Manufacturers around the world have confirmed that economic activity is slowing down everywhere.
The November preliminary purchasing managers index, or PMI, reports all reflect either deceleration or outright contraction of activity across Europe. (Note: A PMI above 50 signals grow. Anything below 50 signals contraction.)
- The Eurozone’s composite PMI fell to 51.4, down from 52.1 in October.
- France’s manufacturing PMI dropped to 47.6 in November, down from 48.5 in October.
- Germany’s manufacturing PMI dropped to 50.0 in November, down from 51.4 in October.
“In one line: Still miserable outlook in France,” Pantheon Macroeconomics’ Claus Vistesen said.

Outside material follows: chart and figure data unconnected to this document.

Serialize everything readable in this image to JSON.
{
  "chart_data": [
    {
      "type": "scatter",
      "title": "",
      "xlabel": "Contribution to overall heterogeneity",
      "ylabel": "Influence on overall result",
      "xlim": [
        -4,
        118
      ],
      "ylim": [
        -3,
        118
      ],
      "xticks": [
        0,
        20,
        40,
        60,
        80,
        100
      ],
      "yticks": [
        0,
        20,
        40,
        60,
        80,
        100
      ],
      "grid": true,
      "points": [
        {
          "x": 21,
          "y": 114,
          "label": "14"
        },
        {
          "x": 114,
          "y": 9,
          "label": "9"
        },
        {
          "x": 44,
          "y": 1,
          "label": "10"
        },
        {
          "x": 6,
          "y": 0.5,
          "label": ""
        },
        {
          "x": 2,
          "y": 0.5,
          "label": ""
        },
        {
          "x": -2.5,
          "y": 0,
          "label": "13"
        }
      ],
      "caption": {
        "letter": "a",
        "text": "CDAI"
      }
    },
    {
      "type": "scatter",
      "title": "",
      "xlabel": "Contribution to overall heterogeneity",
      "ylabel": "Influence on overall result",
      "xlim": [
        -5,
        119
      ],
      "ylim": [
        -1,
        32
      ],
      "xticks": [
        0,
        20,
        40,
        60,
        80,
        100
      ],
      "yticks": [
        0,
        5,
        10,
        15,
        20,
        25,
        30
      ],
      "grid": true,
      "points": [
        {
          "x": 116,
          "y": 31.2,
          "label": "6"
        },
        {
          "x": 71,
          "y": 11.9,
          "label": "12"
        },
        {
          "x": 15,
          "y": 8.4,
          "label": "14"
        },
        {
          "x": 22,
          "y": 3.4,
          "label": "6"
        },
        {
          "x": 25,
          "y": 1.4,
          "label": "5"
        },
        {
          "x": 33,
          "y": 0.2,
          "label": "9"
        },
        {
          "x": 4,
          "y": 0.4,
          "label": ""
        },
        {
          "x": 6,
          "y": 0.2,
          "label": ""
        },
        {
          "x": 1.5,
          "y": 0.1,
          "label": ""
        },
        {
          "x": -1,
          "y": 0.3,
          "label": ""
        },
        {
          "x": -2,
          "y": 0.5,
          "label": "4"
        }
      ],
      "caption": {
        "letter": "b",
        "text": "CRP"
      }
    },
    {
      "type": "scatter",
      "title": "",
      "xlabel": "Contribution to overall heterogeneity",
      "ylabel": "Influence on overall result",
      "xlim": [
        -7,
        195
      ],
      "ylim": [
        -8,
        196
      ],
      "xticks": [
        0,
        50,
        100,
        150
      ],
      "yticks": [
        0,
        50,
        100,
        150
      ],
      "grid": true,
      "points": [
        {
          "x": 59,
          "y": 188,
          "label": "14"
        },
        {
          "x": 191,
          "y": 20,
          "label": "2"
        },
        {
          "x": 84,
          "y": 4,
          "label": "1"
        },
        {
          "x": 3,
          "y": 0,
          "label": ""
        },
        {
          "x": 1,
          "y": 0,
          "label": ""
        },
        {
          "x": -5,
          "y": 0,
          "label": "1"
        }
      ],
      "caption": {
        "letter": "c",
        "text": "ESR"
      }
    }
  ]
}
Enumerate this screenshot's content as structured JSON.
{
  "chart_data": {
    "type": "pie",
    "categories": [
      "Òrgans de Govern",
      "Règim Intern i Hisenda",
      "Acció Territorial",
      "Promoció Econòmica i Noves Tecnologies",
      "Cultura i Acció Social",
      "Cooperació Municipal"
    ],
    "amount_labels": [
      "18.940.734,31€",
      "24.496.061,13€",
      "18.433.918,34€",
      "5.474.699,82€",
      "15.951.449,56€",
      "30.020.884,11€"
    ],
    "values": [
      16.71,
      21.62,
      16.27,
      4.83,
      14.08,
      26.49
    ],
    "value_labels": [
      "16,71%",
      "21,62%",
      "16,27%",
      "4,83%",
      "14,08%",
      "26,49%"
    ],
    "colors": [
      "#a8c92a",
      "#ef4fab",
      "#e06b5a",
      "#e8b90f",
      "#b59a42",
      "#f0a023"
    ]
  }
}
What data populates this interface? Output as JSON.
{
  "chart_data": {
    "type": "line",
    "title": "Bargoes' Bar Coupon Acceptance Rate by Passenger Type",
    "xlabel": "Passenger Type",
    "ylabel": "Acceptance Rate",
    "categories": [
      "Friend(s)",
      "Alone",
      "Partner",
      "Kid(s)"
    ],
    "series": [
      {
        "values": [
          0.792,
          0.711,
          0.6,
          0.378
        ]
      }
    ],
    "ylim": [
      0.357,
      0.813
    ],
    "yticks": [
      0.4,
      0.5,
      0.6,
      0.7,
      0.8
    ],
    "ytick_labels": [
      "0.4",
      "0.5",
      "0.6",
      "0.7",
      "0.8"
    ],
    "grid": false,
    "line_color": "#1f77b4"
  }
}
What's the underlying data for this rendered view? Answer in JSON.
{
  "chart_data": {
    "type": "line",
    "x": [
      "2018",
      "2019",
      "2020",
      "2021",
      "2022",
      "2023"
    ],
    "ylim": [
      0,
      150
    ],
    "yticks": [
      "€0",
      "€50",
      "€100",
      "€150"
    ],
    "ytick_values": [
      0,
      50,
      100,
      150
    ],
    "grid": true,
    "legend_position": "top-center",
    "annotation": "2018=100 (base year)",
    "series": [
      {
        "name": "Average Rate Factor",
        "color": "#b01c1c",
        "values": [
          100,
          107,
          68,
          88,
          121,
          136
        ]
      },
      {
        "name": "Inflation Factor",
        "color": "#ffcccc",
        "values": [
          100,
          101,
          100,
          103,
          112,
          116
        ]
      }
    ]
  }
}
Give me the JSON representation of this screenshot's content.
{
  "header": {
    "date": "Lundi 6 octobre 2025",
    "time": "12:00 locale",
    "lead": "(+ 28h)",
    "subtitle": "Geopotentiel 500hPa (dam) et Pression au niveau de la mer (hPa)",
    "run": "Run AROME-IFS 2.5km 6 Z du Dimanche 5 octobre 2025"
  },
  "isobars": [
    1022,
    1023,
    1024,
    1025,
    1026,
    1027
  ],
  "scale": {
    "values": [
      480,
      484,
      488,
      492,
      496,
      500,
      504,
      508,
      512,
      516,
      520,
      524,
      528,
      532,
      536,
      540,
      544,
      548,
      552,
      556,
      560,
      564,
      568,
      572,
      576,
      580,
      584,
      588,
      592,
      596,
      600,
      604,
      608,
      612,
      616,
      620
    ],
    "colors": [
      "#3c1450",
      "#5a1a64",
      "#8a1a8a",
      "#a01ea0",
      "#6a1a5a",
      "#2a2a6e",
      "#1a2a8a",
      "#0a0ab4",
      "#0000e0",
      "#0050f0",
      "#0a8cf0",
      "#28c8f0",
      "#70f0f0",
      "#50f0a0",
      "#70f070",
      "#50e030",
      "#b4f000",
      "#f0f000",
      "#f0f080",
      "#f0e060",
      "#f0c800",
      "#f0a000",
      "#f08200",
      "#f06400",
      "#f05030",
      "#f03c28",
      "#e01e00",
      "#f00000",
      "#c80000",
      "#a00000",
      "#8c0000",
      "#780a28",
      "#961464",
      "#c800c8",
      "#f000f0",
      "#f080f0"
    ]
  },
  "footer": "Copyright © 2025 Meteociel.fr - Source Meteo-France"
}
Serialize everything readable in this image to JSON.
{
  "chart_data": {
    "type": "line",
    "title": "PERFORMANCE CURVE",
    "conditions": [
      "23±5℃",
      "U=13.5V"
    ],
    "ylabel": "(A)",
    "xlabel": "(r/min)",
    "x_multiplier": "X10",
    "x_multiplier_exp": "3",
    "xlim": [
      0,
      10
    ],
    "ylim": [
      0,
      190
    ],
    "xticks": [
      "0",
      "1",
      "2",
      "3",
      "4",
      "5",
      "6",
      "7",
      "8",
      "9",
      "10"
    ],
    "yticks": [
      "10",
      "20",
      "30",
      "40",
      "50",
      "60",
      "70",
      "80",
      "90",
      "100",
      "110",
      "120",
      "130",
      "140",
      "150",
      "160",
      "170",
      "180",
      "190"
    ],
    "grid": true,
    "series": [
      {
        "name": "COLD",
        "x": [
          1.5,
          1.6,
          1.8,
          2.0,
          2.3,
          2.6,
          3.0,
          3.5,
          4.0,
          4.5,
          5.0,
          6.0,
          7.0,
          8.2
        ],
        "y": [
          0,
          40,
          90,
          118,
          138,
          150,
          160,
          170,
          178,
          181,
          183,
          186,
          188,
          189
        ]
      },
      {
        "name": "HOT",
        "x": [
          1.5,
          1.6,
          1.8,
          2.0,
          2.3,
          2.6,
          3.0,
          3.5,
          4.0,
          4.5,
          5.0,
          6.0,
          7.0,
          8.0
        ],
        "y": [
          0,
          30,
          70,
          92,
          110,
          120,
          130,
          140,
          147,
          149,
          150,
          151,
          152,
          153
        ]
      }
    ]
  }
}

“The single currency area is struggling to eke out any growth, with the PMI indicating that GDP is likely to have risen by just 0.1-0.2% in the fourth quarter,” Markit’s Chris Williamson said. “A drop in new orders for the first time in almost one-and-a-half years, albeit only very marginal, suggests growth could slow further in December.”
“France remains a key concern, with business activity falling for a seventh successive month and demand for goods and services deteriorating at a faster rate. Growth in Germany has meanwhile slowed to the weakest since the summer of last year, with demand stagnating,” he added.
And things weren’t any better for Asia.
- China’s PMI fell to 50.0 in November, down from 50.4 in October.
- Japan’s PMI fell more than expected to 52.1 in November, down from 52.4 in October.
Economists have been worried about China’s slowing growth for some time. And now that the latest PMI data dropped to a six month low, they’re even more uncertain about China’s future.
“Disinflationary pressures remain strong and the labour market showed further signs of weakening,” HSBC’s Hongbin Qu said. “Weak price pressures and low capacity utilization point to insufficient demand in the economy… Furthermore, we still see uncertainties in the months ahead from the property market and on the export front. We think growth still faces significant downward pressures.”
Chinese policymakers could respond with some sort of easing of policy on top of the stimulus that’s already out there.
“The data are consistent with our view that growth faces downside risks, but not a collapse,” Barclays’ Jian Chang said. “We think the government’s accelerated efforts to boost infrastructure investment and ease financing constraints will prevent a collapse of investment and activity in the near term, an increasing concern of many investors.”
US PMI reports will be released later today.